Tracking back over the past week, as it’s gotten steadily worse, I have been looking for what I’ve been doing differently that has contributed to this. The one thing that I’ve been doing regularly, that is very different from before, is that I’ve been eating pieces of chocolate to keep myself going. Not just chocolate, mind you, but those little Dove chocolates with peanut butter in the middle. I thought that the peanut butter would give them more staying power, but what I’ve noticed over the past week is how much sugar is in those little puppies.

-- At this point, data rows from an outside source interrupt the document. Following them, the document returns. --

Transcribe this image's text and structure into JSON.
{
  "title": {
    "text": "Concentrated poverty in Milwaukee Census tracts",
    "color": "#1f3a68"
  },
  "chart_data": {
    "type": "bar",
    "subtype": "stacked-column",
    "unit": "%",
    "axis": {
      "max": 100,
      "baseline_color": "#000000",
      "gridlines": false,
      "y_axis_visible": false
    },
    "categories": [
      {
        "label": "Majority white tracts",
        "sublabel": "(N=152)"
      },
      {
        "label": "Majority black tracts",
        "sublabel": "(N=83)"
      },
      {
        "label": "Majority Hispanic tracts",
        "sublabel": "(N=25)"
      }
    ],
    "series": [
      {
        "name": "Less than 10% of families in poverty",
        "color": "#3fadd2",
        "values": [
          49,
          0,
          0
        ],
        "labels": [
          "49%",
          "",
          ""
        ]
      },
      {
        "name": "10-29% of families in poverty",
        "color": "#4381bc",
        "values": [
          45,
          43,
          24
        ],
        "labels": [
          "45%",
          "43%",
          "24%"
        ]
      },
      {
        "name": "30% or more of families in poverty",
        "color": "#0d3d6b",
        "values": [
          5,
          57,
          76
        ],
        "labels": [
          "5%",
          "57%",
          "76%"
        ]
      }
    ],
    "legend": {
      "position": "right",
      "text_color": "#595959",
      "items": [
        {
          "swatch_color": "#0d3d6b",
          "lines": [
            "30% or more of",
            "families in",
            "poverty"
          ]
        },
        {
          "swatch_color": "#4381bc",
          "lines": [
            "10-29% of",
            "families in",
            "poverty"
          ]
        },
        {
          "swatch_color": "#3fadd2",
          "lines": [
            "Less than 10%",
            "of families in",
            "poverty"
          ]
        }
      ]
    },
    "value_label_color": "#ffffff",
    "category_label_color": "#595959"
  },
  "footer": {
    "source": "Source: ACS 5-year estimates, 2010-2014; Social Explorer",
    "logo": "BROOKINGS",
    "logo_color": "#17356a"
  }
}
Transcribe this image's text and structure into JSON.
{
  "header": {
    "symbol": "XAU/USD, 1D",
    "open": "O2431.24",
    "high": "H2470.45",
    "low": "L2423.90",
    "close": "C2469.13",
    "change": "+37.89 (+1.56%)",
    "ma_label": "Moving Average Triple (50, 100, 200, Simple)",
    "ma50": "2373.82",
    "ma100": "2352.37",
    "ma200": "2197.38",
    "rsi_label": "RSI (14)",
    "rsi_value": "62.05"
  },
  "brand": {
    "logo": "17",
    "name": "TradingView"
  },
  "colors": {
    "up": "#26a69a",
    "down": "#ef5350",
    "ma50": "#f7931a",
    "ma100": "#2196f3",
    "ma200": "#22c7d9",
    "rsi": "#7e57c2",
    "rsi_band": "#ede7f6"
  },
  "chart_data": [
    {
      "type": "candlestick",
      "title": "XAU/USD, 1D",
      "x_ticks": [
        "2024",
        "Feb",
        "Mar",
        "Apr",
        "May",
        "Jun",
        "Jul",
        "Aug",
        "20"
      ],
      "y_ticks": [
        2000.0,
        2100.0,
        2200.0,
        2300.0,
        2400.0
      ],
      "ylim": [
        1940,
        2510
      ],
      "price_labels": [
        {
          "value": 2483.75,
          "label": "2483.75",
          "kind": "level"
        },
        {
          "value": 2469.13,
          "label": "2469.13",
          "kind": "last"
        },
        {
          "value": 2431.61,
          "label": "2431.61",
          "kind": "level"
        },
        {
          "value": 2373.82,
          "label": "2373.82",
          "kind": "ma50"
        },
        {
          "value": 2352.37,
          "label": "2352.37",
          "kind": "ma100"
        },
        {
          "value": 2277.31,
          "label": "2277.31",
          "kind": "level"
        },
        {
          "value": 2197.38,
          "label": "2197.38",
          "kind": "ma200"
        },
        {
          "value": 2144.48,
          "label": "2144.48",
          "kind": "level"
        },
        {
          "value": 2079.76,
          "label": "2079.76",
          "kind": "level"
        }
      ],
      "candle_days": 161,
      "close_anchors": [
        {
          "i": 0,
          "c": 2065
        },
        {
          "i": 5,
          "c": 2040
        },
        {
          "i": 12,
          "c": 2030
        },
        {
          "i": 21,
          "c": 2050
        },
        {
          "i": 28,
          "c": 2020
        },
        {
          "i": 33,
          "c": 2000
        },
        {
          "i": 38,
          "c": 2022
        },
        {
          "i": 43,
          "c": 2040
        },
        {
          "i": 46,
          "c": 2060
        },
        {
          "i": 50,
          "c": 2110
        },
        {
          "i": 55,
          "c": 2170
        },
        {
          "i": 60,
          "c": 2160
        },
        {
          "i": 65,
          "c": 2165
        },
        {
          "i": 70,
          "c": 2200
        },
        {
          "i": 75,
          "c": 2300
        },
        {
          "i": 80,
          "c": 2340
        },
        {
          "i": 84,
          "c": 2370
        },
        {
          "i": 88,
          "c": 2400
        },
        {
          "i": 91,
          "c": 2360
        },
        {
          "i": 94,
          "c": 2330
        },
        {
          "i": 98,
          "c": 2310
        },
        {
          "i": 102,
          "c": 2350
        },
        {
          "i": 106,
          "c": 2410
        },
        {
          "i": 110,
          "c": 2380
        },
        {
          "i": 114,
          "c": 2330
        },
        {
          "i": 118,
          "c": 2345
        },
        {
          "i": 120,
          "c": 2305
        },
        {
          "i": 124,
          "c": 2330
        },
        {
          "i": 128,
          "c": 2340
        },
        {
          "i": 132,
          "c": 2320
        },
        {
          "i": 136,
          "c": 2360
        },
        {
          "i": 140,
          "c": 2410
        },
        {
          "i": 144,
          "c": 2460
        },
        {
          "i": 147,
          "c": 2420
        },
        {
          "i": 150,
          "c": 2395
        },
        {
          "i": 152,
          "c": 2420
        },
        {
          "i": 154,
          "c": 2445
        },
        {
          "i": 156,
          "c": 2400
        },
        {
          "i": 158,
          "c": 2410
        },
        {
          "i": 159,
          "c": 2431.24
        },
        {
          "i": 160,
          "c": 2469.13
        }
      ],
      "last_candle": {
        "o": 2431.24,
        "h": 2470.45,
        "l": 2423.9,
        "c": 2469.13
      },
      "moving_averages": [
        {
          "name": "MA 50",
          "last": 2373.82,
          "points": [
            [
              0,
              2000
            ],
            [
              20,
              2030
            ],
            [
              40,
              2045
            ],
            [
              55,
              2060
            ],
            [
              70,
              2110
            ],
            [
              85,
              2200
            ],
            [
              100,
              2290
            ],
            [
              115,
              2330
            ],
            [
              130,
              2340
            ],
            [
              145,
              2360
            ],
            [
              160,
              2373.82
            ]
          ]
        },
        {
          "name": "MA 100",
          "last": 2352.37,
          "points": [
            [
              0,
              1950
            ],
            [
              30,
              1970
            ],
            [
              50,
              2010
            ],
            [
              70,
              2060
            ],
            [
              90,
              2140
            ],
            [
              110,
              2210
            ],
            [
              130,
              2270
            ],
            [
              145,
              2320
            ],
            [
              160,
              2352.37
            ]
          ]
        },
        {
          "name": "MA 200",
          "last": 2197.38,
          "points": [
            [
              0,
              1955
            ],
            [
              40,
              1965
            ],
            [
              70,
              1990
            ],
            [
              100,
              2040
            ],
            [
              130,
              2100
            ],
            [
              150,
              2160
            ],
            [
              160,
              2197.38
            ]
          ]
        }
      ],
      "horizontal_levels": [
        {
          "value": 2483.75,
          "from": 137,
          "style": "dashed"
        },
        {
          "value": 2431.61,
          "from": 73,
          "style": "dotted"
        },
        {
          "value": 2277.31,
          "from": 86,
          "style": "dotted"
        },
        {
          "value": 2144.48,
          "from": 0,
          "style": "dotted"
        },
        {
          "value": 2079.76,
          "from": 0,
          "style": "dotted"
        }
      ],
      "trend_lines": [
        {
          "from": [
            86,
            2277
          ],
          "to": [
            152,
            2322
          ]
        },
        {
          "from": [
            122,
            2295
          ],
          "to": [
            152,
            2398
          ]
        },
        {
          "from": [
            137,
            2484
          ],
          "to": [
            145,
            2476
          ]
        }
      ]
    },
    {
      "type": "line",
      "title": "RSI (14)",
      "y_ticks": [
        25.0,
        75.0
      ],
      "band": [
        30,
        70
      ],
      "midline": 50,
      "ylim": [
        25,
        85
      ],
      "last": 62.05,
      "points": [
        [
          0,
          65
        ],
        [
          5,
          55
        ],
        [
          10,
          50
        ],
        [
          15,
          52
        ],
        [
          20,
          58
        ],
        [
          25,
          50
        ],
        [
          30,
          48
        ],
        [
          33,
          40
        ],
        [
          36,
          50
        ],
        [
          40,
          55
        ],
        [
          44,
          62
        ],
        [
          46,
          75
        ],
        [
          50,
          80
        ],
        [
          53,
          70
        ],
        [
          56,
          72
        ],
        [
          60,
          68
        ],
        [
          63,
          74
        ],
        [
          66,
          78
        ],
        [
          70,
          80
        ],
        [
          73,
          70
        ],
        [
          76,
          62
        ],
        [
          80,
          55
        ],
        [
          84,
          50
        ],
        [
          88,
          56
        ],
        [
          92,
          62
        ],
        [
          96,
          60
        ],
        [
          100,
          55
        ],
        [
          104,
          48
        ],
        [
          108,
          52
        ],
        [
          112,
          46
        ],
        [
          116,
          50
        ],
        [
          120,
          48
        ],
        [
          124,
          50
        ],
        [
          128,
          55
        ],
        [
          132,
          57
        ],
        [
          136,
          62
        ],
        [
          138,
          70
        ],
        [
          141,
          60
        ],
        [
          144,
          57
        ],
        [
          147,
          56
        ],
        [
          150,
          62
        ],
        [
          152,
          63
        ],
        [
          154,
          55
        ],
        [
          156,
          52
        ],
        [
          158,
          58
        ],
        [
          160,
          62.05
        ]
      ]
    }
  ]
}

Zoinks! Who eats this stuff regularly?! They’re dangerous! Sure, they give me a little pick-me-up when I need it — like driving home late from work when it’s very dark, I’m very tired, and I’m having a hard time seeing. But I’m finding that when I eat one, I crave another one about 10 minutes later — like I spike, and then I crash and am worse off than before, so I need another “little” piece of candy to keep me going… and my system gets totally fried by all the sudden, extreme ups and downs.

Which contributes to my fatigue… and apparently my dizziness.

Not good.

So, while I’m doing my errands today, I’m going to remove the chocolates from my car — just throw them out — drink more water, eat more fruit, and be very, very careful when I’m out and about.

The last thing I need is another accident or fall.